Sunday, July 25, 2010

The Old South will rise again in Summit County

ONCE AGAIN Summit County Republican Chairman Alex Arshinkoff has plunged into the Deep South to recruit his celebrity speaker for the party's annual finance dinner. With customary political hyperbole, he's announced to his people that Georgia Gov. Sonny Perdue (nee:George Ervin Perdue III), not yet a household name in Northern Ohio, will to be at the podium for the August 18 event at the Hilton Akron/Fairlawn. Perdue will follow last year's main attraction, . Gov. Haley Barbour, the good 'ol boy who was assuring potential tourists that Mississippi's beaches were fine while BP-piles were heading for shore.

Up north, you don't hear much about Sonny Perdue these days. Unlike Barbour, the Georgian isn't talking about a possible presidency, although what Republican politician doesn't think a little about such promotions as they set out to assure President Obama's defeat so persistently early in their game. The only thing I vaguely remember about Sonny is that he once led a group of pols and preachers onto the Statehouse steps during a terrible drought to pray earnestly for rain. Don't know how that turned out.

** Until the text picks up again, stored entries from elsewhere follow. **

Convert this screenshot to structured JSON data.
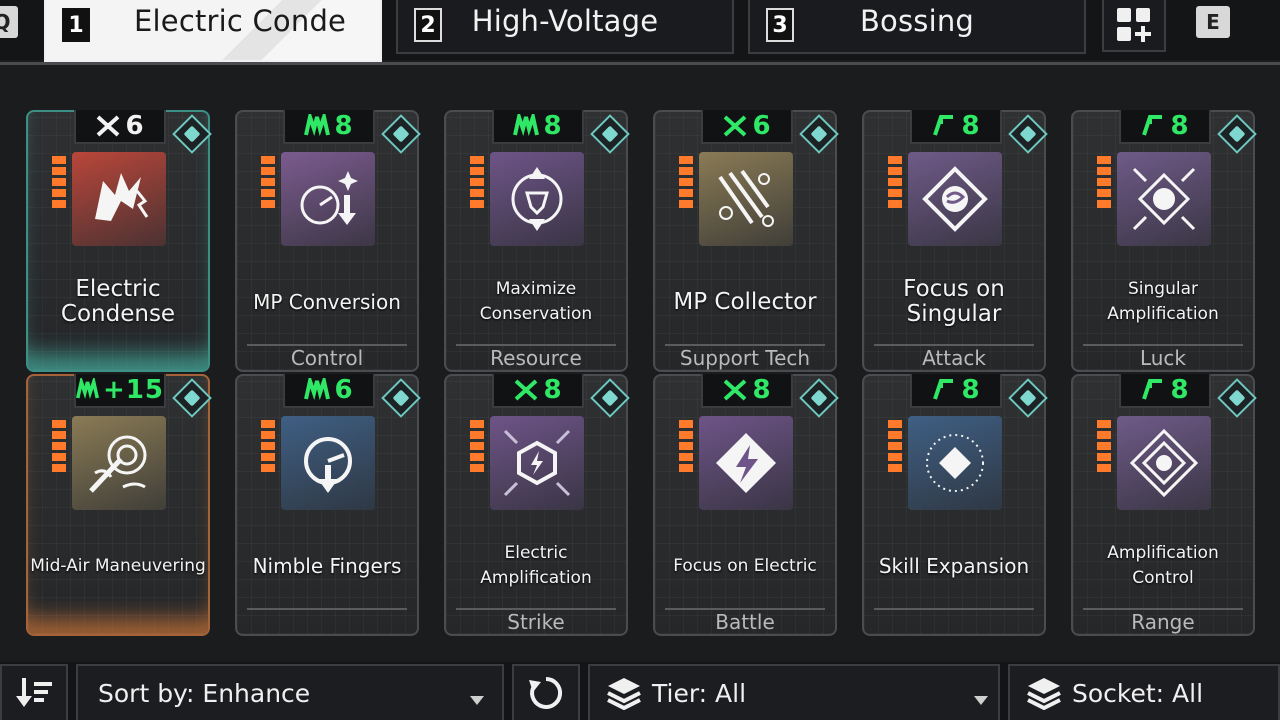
{
  "keys": {
    "prev": "Q",
    "next": "E"
  },
  "tabs": [
    {
      "num": "1",
      "label": "Electric Conde",
      "active": true
    },
    {
      "num": "2",
      "label": "High-Voltage",
      "active": false
    },
    {
      "num": "3",
      "label": "Bossing",
      "active": false
    }
  ],
  "add_tab_icon": "add-preset-icon",
  "cards": [
    {
      "stat": "6",
      "stat_icon": "cross-blades-icon",
      "stat_color": "white",
      "name": "Electric Condense",
      "category": "",
      "icon": "lightning-beast-icon",
      "icon_color": "#b9463a",
      "equipped": "teal"
    },
    {
      "stat": "8",
      "stat_icon": "m-rank-icon",
      "stat_color": "green",
      "name": "MP Conversion",
      "category": "Control",
      "icon": "gauge-down-icon",
      "icon_color": "#7b5b8f",
      "equipped": ""
    },
    {
      "stat": "8",
      "stat_icon": "m-rank-icon",
      "stat_color": "green",
      "name": "Maximize Conservation",
      "category": "Resource",
      "icon": "arrows-shield-icon",
      "icon_color": "#6e5488",
      "equipped": ""
    },
    {
      "stat": "6",
      "stat_icon": "cross-blades-icon",
      "stat_color": "green",
      "name": "MP Collector",
      "category": "Support Tech",
      "icon": "claw-targets-icon",
      "icon_color": "#8a7b55",
      "equipped": ""
    },
    {
      "stat": "8",
      "stat_icon": "gamma-rank-icon",
      "stat_color": "green",
      "name": "Focus on Singular",
      "category": "Attack",
      "icon": "singular-diamond-icon",
      "icon_color": "#6f5a88",
      "equipped": ""
    },
    {
      "stat": "8",
      "stat_icon": "gamma-rank-icon",
      "stat_color": "green",
      "name": "Singular Amplification",
      "category": "Luck",
      "icon": "singular-arrows-icon",
      "icon_color": "#6f5a88",
      "equipped": ""
    },
    {
      "stat": "+15",
      "stat_icon": "m-rank-icon",
      "stat_color": "green",
      "name": "Mid-Air Maneuvering",
      "category": "",
      "icon": "aerial-dash-icon",
      "icon_color": "#8a7b55",
      "equipped": "orange"
    },
    {
      "stat": "6",
      "stat_icon": "m-rank-icon",
      "stat_color": "green",
      "name": "Nimble Fingers",
      "category": "",
      "icon": "dial-arrow-icon",
      "icon_color": "#3f5f84",
      "equipped": ""
    },
    {
      "stat": "8",
      "stat_icon": "cross-blades-icon",
      "stat_color": "green",
      "name": "Electric Amplification",
      "category": "Strike",
      "icon": "hex-bolt-icon",
      "icon_color": "#6e5488",
      "equipped": ""
    },
    {
      "stat": "8",
      "stat_icon": "cross-blades-icon",
      "stat_color": "green",
      "name": "Focus on Electric",
      "category": "Battle",
      "icon": "bolt-diamond-icon",
      "icon_color": "#6e5488",
      "equipped": ""
    },
    {
      "stat": "8",
      "stat_icon": "gamma-rank-icon",
      "stat_color": "green",
      "name": "Skill Expansion",
      "category": "",
      "icon": "radiant-diamond-icon",
      "icon_color": "#3f5f84",
      "equipped": ""
    },
    {
      "stat": "8",
      "stat_icon": "gamma-rank-icon",
      "stat_color": "green",
      "name": "Amplification Control",
      "category": "Range",
      "icon": "ornate-diamond-icon",
      "icon_color": "#6f5a88",
      "equipped": ""
    }
  ],
  "bottom": {
    "sort_label": "Sort by: Enhance",
    "tier_label": "Tier: All",
    "socket_label": "Socket: All"
  },
  "colors": {
    "accent_green": "#2fe866",
    "teal_glow": "#50dcc8",
    "orange_glow": "#ff8c3c",
    "level_bars": "#ff7a2a"
  }
}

The dinner invitation ($250 per) tells us that Perdue has done a masterful job of creating jobs although the state's unemployment rate has been higher than the national average for 33 consecutive months and is currently 10 pct. The Dept. of Labor also reports that Georgia has lost more jobs from June 2009 to June 201o than any other state but California.

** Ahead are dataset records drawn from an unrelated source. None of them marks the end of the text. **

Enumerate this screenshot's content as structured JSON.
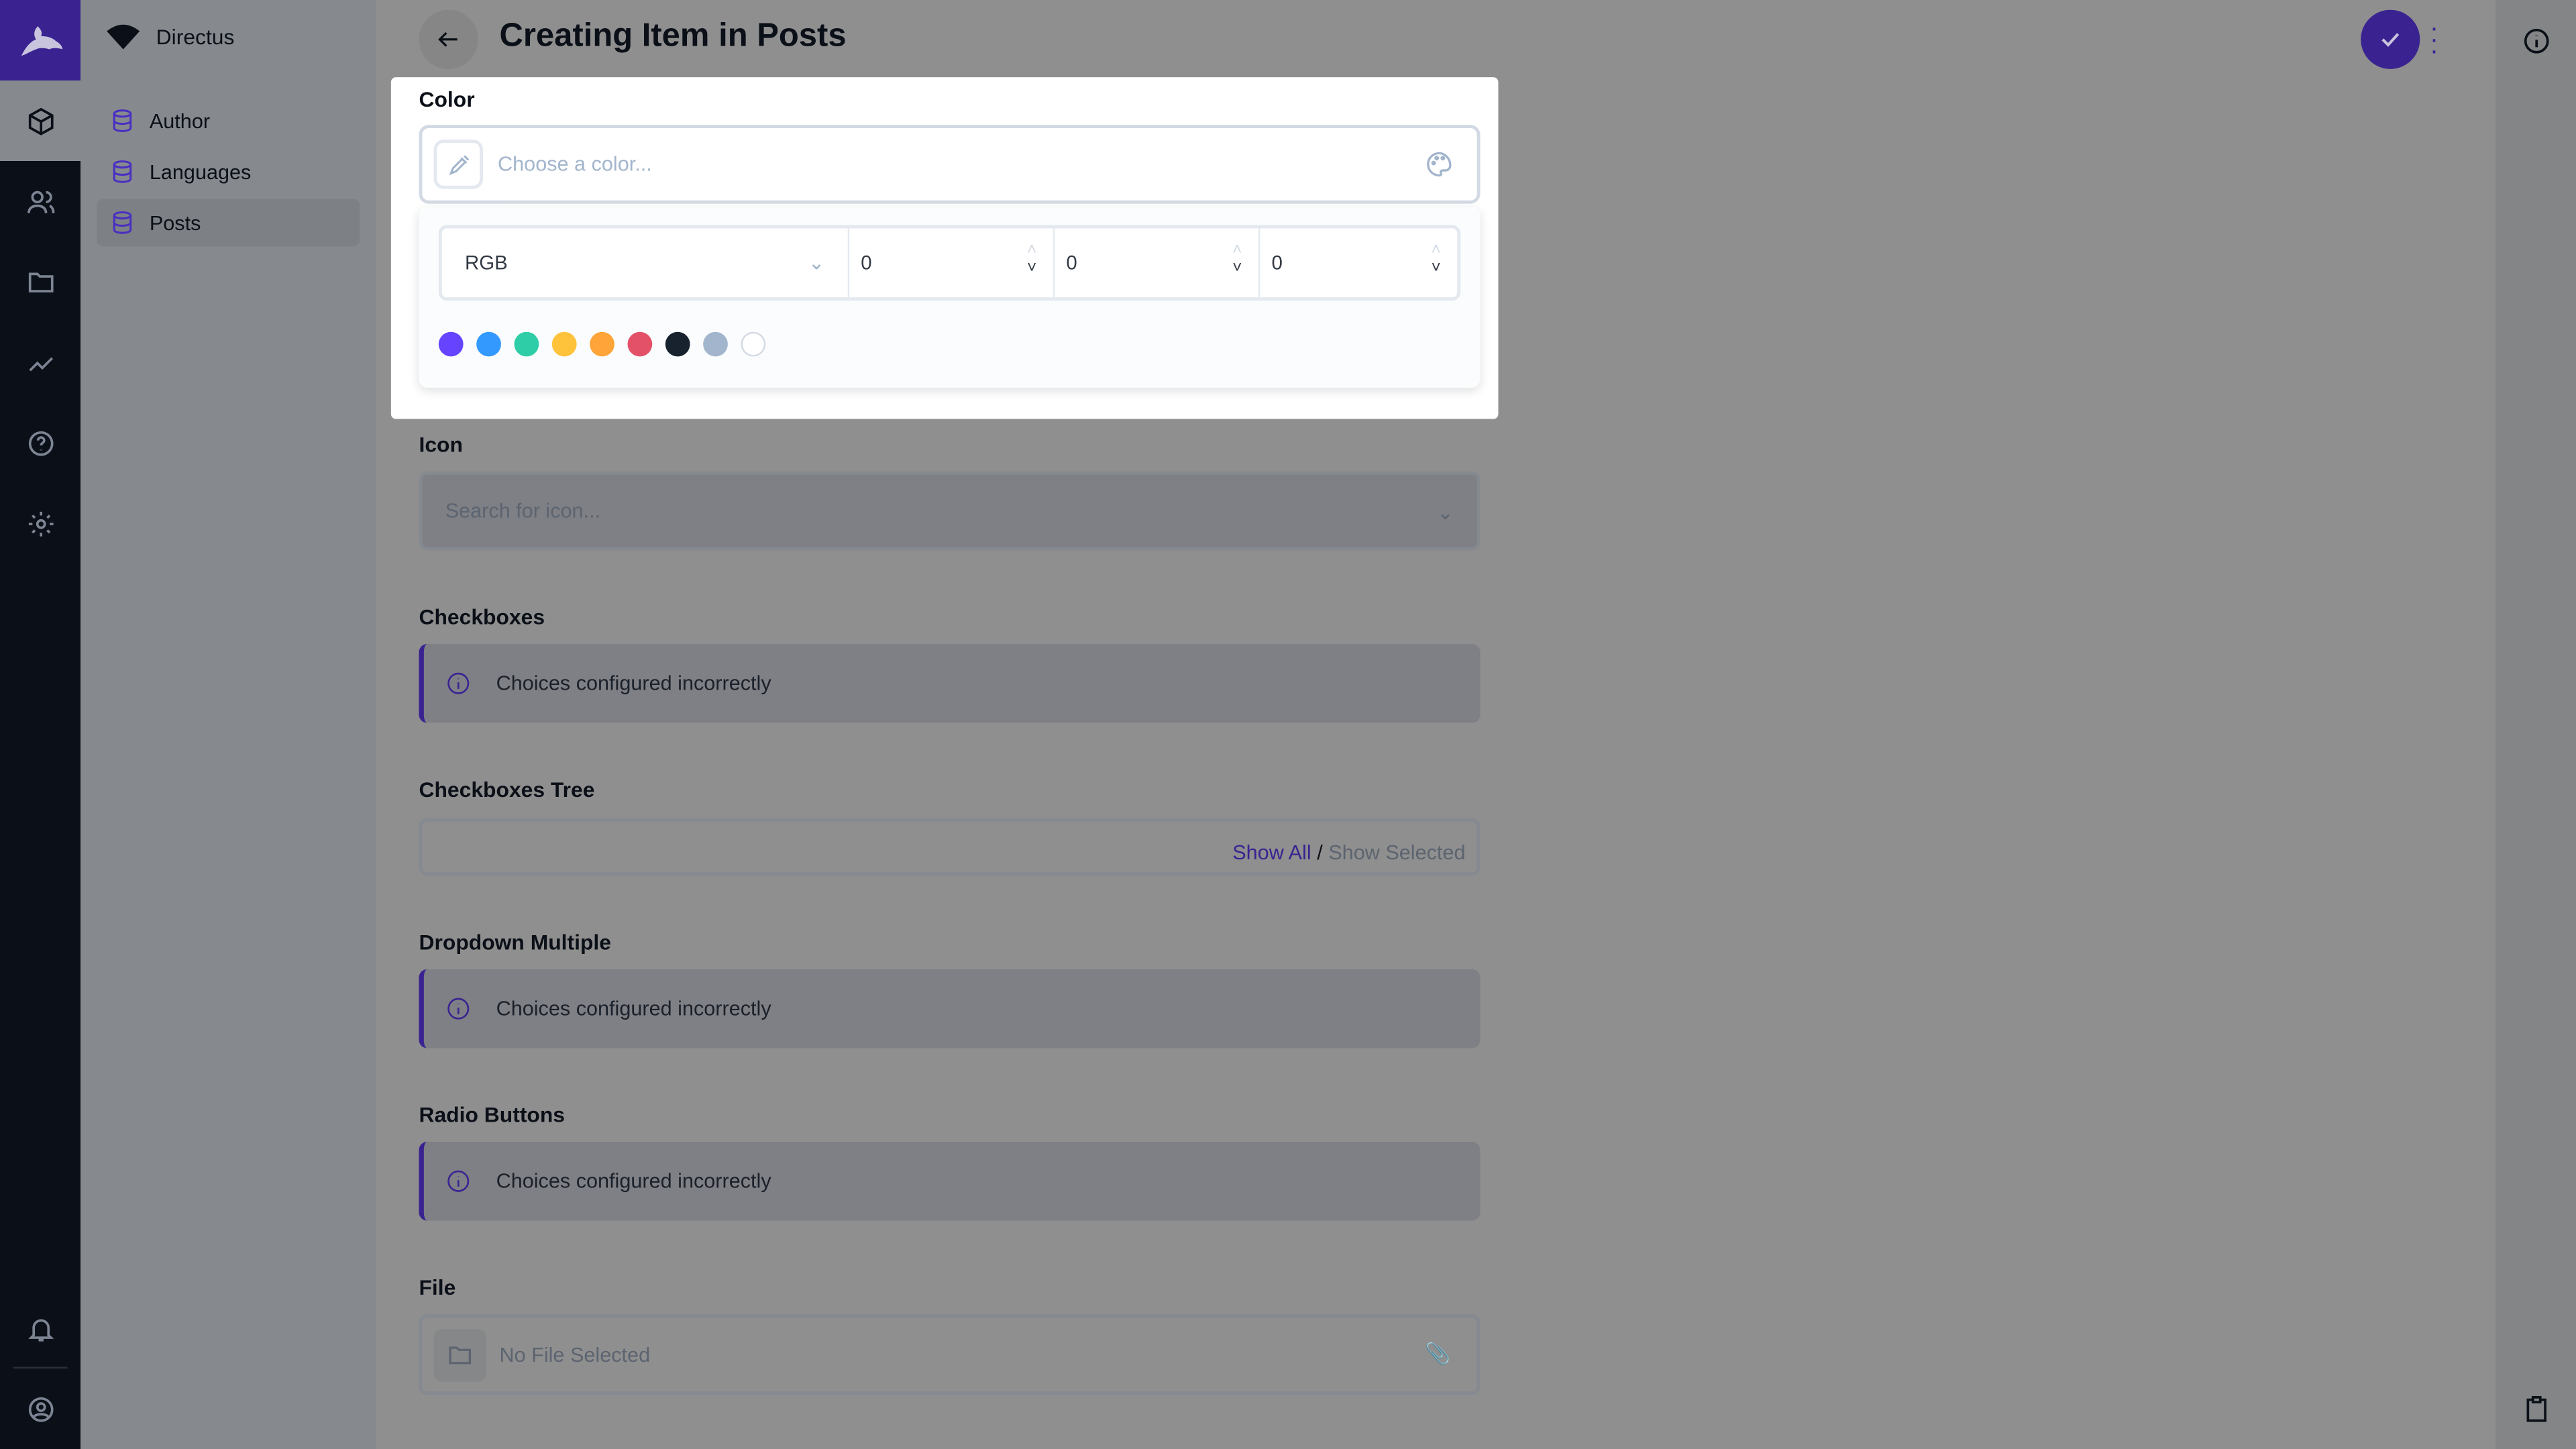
{
  "project": {
    "name": "Directus"
  },
  "sidebar": {
    "items": [
      {
        "label": "Author"
      },
      {
        "label": "Languages"
      },
      {
        "label": "Posts",
        "selected": true
      }
    ]
  },
  "header": {
    "title": "Creating Item in Posts"
  },
  "fields": {
    "color": {
      "label": "Color",
      "placeholder": "Choose a color...",
      "mode": "RGB",
      "values": [
        "0",
        "0",
        "0"
      ],
      "presets": [
        "#6644ff",
        "#3399ff",
        "#2ecda7",
        "#ffc23b",
        "#ffa439",
        "#e35169",
        "#18222f",
        "#a2b5cd",
        "#ffffff"
      ]
    },
    "icon": {
      "label": "Icon",
      "placeholder": "Search for icon..."
    },
    "checkboxes": {
      "label": "Checkboxes",
      "notice": "Choices configured incorrectly"
    },
    "checkboxes_tree": {
      "label": "Checkboxes Tree",
      "show_all": "Show All",
      "separator": "/",
      "show_selected": "Show Selected"
    },
    "dropdown_multiple": {
      "label": "Dropdown Multiple",
      "notice": "Choices configured incorrectly"
    },
    "radio_buttons": {
      "label": "Radio Buttons",
      "notice": "Choices configured incorrectly"
    },
    "file": {
      "label": "File",
      "placeholder": "No File Selected"
    }
  },
  "colors": {
    "accent": "#6644ff",
    "nav": "#0b0f17"
  }
}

The remainder of the invitation is the standard Republican boiler-plate of how Republicans are working to "reclaim our state and nation from far-left, socialist, tax-and-spend Democrats who have brought us massive debts at home and historic weakness abroad." Well, it's that time of year, I suppose, and you have to allow for such hysterical shopworn diatribes.

But I do believe Perdue might score more points if he told his audience how the Atlanta Braves managed get into first place.

Meantime, just across the border in Tennessee, Rep. Zach Wamp, another Republican, is running for governor this year and showing his hackles by insisting that unless Washington (i.e., Obama) shapes up, the state might have to secede. You'd think that by now someone would have reminded Zach that it has already been tried.

UPDATE: Wamp, who told the National Journal on Friday that secession might be considered, has now recanted under a wave of criticism, saying he opposes secession. Way to go, Zach!